The first buggy was a gift, a huge and lumbering contraption over which my newborn daughter and I vied as to which of us could loathe it the most. With all the speed and agility of a built-in wardrobe, it took a full five minutes to collapse the thing, and once down, it did not like to get back up. (On this, at least, it and I were in agreement.) After a few months we replaced it with something that appeared slightly smaller and lighter. Only it wasn’t, really. The seat was filled with my increasingly enormous daughter, and the base with everything I could ever possibly want for the day, which was everything I owned, minus the one thing I would actually need.
We knew every bus stop, every single dropped curb. It filled the space by the front door, the boot of the car, it filled my life, that buggy. The condensation on the inside of the rain cover. The warm sweat on the back of my baby’s neck when I lifted her as she came swimming up from deep sleep. The socked feet that would sometimes protrude from the hood.
Flat for the newborn, then tilted. Turned around at six months to face out, face the world. The whole thing swapped for something truly light and verging on the flimsy not long after my girl turned one.
When my son was born, I cycled through all of this once more, big buggy, smaller buggy, turn it in, face it out, swap for the buggy that’s lightweight. And this time, there will be no putting it away, just in case. Buggies and I are done, have been for a long time. But it’s only today that I take it to the charity shop, explain that, ‘It’s a really good one, with long handles, super light. It collapses like this! See?’
See?
And I look at my sturdy children, and see them in this buggy, still; know that by giving up the buggy, I am, in some unspoken way, giving up the last of their tiny selves. Know, too, that those soft baby arms and legs are there, somewhere, in these children that will so soon become teenagers, adults, even. They’ve not gone, and they have. And they can’t, I won’t allow it, not while I carry them, keeping everything, just in case.

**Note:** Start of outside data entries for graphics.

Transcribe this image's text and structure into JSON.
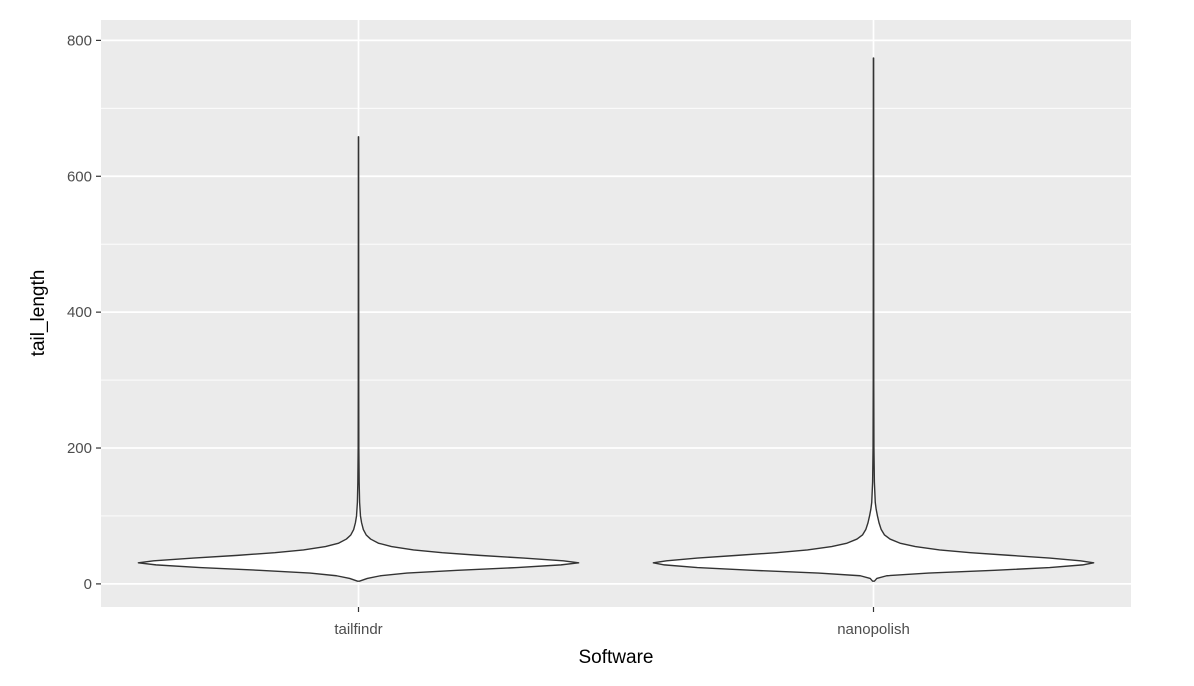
{
  "chart_data": {
    "type": "violin",
    "title": "",
    "xlabel": "Software",
    "ylabel": "tail_length",
    "ylim": [
      -34,
      830
    ],
    "yticks": [
      0,
      200,
      400,
      600,
      800
    ],
    "grid": true,
    "legend": "none",
    "colors": {
      "panel": "#ebebeb",
      "grid": "#ffffff",
      "outline": "#333333",
      "fill": "#ffffff"
    },
    "categories": [
      "tailfindr",
      "nanopolish"
    ],
    "series": [
      {
        "category": "tailfindr",
        "min": 4,
        "max": 658,
        "mode": 31,
        "density_profile": [
          [
            4,
            0.004
          ],
          [
            8,
            0.04
          ],
          [
            12,
            0.1
          ],
          [
            16,
            0.22
          ],
          [
            20,
            0.45
          ],
          [
            24,
            0.72
          ],
          [
            28,
            0.92
          ],
          [
            31,
            1.0
          ],
          [
            34,
            0.93
          ],
          [
            38,
            0.75
          ],
          [
            42,
            0.55
          ],
          [
            46,
            0.38
          ],
          [
            50,
            0.25
          ],
          [
            55,
            0.15
          ],
          [
            60,
            0.09
          ],
          [
            66,
            0.055
          ],
          [
            72,
            0.035
          ],
          [
            80,
            0.022
          ],
          [
            90,
            0.014
          ],
          [
            100,
            0.009
          ],
          [
            120,
            0.005
          ],
          [
            150,
            0.003
          ],
          [
            200,
            0.0015
          ],
          [
            300,
            0.001
          ],
          [
            450,
            0.0008
          ],
          [
            658,
            0.0005
          ]
        ]
      },
      {
        "category": "nanopolish",
        "min": 4,
        "max": 774,
        "mode": 31,
        "density_profile": [
          [
            4,
            0.004
          ],
          [
            8,
            0.015
          ],
          [
            12,
            0.06
          ],
          [
            16,
            0.25
          ],
          [
            20,
            0.55
          ],
          [
            24,
            0.8
          ],
          [
            28,
            0.95
          ],
          [
            31,
            1.0
          ],
          [
            34,
            0.94
          ],
          [
            38,
            0.8
          ],
          [
            42,
            0.62
          ],
          [
            46,
            0.44
          ],
          [
            50,
            0.3
          ],
          [
            55,
            0.19
          ],
          [
            60,
            0.12
          ],
          [
            66,
            0.075
          ],
          [
            72,
            0.05
          ],
          [
            80,
            0.035
          ],
          [
            90,
            0.025
          ],
          [
            100,
            0.018
          ],
          [
            110,
            0.012
          ],
          [
            120,
            0.008
          ],
          [
            150,
            0.004
          ],
          [
            200,
            0.002
          ],
          [
            300,
            0.0012
          ],
          [
            450,
            0.001
          ],
          [
            600,
            0.0008
          ],
          [
            774,
            0.0006
          ]
        ]
      }
    ]
  }
}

Chuck it all in, I will keep it, I will bear it, for you. For us. And I will have everything I can think that you might possibly want, and I know, too, already, that I will be missing the one thing you find that you need.
They are not original, these thoughts. I do know. No human emotion is new, but those of motherhood are, perhaps, some of the least original of them all. On they come, not just punctual, but timetabled; first steps, first words, the first day of school, the last buggy, and every time I am overwhelmed, each one as astonishing and inevitable as the first day of summer.
The last buggy stands outside the charity shop, sponged clean of its many and mysterious stains, bearing a small paper label, £10, awaiting whoever comes next. I’m thinking of that toddler, how he or she will fight as they are strapped in, their sudden sag of acquiescence. How their father or their mother will push them on into the horizon, as the rain comes down and the sun shines, and how that child, too, will grow.
How there is a last of everything, last buggy, last nappy, last sippy cup, last bedtime kiss. How we all grow up, move on.
I walk home, just me, just me. And I must remember, because I have forgotten, now. I! must! remember! that I am glad.